If you instead want to match on a property, PropertyInfo is indeed the correct request to look for.
(and FieldInfo is used if you want to match on a public field...)
A request can be anything, but will often by a Type, ParameterInfo, or PropertyInfo.
You can use the
context
argument passed to the Create method to resolve other values; you only need to watch out for infinite recursions: you can't ask for an unconditional string if the Specimen Builder you're writing handles unconditional strings.I've written several custom ISpecimenBuilder implementations similar to your example above, and I always wince when testing for the ParameterType.Name value (i.e., if(pi.Name == "myParamName"){...}).

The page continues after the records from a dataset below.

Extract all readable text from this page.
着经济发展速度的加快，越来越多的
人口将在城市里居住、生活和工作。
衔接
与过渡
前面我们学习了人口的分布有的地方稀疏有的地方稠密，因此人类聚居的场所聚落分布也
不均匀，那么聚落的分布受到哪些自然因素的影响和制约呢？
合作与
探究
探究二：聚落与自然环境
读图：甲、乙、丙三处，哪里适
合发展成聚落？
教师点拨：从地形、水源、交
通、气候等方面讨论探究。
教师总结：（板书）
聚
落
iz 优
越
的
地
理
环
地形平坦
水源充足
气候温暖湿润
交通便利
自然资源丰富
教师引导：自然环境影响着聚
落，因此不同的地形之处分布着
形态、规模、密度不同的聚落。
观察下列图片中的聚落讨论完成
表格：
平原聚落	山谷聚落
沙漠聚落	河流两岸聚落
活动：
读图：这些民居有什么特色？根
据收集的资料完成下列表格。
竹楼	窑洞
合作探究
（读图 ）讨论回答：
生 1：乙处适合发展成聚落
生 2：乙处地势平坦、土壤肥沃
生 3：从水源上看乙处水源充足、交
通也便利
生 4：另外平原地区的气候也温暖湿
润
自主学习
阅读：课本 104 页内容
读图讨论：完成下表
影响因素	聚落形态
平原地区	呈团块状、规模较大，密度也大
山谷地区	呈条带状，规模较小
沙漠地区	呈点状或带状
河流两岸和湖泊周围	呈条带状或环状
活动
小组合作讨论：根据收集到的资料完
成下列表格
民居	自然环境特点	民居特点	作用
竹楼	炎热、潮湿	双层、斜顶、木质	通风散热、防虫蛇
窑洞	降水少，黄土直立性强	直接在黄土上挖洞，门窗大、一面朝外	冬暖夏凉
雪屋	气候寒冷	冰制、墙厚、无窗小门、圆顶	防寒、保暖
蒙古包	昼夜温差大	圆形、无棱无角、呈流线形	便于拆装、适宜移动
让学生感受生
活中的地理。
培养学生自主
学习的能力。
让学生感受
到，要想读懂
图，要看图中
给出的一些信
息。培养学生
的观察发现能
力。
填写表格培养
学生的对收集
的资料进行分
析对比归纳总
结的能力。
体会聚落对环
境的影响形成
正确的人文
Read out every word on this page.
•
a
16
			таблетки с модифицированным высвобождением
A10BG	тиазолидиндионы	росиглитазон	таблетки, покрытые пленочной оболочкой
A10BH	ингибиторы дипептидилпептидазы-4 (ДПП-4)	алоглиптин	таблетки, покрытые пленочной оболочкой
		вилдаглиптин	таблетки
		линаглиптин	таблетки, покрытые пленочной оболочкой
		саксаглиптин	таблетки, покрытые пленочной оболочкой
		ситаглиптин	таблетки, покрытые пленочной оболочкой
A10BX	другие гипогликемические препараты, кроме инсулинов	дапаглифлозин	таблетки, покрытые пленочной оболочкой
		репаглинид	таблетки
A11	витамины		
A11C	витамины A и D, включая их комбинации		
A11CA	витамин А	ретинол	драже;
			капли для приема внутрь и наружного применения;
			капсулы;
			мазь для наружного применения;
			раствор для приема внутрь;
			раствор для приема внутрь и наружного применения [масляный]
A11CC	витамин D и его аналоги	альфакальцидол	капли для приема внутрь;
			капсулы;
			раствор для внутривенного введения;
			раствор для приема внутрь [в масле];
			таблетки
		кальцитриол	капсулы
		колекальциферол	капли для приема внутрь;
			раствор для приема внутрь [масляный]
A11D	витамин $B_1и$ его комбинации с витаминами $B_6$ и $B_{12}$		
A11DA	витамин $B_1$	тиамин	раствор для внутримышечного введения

It seems like it makes a test that would use this implementation very brittle - no longer would I have freedom to change the name of the paramter to suit my asthetics, without relying on a refactoring tool (cough, cough, Resharper, cough, cough) to hopefully pickup on the string value in my test suite and prompt me to change it there as well.
This makes me think that I shouldn't need to be doing this, and that a design refactoring of my SUT would be a better option. Care to comment on this observation? Is there a common scenario/design trap that illustrates a better way? Or am I already in dangerous design territory based on my need to create an ISpecimenBuilder in the first place?
Jeff, thank you for writing. Your question warranted a new blog post; it may not answer all of your concerns, but hopefully some of them. Read it and let me know if you still have questions.